There are a few takeaways, though. First, we have to consider the various sources of error at work. 1) Draft Express, as much as they have written over the years, is a fairly small corpus for NLP features such as Word2Vec. Although the word vectors themselves seem pretty legit (when looking at word similarities as in the previous article), each player only has at most a few thousand words written about them. Some players only have 1 article and a couple hundred words. Perhaps, in the future, I will just filter these players out (filter them from the draft model, not the word vector training). 2) Draft Express player opinions/projections are not perfect. Duh. I mean, clearly, DX may be much more excited about certain players than others, and that may swamp out any real signal we’re getting. 3) Ideally, what we need for building useful NLP models for the Draft is a lot of data and a lot of unbiased, objective (as much as is possible) analysis of player traits. 4) And maybe this is the most important point I can make, textual data doesn’t have to stand-alone.
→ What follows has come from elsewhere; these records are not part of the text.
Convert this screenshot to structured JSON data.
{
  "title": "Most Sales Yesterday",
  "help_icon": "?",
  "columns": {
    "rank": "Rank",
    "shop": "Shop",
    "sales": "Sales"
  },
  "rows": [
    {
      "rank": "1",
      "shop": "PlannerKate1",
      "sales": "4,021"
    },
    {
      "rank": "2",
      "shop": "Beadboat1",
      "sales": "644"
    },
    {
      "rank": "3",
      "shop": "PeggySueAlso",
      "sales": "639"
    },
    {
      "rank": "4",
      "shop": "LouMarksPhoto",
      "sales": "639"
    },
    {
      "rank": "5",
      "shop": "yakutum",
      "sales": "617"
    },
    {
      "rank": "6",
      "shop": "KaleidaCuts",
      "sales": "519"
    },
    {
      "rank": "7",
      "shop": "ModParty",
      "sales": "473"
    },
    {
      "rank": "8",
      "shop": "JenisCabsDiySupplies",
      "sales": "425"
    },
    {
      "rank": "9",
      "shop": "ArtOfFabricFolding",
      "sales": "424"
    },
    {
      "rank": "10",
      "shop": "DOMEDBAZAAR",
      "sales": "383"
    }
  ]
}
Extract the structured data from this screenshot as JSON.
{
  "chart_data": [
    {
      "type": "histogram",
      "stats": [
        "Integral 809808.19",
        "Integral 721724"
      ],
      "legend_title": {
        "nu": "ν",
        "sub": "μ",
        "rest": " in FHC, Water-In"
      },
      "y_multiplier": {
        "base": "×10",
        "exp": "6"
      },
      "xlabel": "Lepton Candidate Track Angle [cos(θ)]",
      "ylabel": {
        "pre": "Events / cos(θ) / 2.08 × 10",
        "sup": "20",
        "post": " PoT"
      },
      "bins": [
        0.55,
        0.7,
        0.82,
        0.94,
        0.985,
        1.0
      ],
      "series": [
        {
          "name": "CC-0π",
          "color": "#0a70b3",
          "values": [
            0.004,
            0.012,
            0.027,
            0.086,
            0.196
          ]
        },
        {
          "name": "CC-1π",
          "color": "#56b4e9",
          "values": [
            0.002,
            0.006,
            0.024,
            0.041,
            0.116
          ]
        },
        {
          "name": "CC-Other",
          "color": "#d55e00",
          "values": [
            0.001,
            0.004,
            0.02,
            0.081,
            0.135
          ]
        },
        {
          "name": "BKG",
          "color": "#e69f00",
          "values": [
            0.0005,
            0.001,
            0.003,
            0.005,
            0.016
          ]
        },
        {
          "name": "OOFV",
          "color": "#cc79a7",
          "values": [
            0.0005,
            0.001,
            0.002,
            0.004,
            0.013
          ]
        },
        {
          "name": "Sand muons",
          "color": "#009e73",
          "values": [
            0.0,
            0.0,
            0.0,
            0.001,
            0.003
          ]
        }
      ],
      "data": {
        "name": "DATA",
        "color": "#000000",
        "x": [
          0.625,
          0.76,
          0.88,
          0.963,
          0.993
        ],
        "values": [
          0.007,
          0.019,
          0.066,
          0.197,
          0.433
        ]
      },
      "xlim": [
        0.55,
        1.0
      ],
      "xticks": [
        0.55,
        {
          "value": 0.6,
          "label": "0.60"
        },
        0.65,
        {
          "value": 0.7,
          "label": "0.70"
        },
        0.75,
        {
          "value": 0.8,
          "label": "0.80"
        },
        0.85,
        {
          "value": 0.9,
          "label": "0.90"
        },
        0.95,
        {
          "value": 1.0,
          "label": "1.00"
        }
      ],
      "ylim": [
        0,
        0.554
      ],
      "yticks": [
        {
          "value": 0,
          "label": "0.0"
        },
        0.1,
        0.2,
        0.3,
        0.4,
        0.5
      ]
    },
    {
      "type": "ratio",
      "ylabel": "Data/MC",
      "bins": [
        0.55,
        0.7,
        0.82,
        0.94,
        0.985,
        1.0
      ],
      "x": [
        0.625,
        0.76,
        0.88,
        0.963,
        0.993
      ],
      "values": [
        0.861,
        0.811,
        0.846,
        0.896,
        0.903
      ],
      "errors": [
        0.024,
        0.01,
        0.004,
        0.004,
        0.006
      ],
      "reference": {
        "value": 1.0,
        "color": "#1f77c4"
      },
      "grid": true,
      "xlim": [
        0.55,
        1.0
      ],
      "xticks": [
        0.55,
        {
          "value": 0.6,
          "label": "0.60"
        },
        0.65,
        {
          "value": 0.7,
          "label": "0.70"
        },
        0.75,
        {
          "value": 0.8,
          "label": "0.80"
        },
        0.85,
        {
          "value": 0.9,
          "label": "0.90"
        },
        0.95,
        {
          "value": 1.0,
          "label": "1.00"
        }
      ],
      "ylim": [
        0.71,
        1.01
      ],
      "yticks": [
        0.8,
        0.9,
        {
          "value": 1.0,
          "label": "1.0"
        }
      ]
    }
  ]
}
I think it is entirely likely that if we combine numeric features (such that already exists and everyone is already using) with these kinds of draft profile data, we might be able to bump up the predictive power of our models. It wouldn’t have to improve that much to make it worth doing!

Ok, now go talk with your friends about how Evan’s model has Cam Oliver #8 and how much of a steal he is going to be for some team. You have my blessing. Enjoy Draft Night!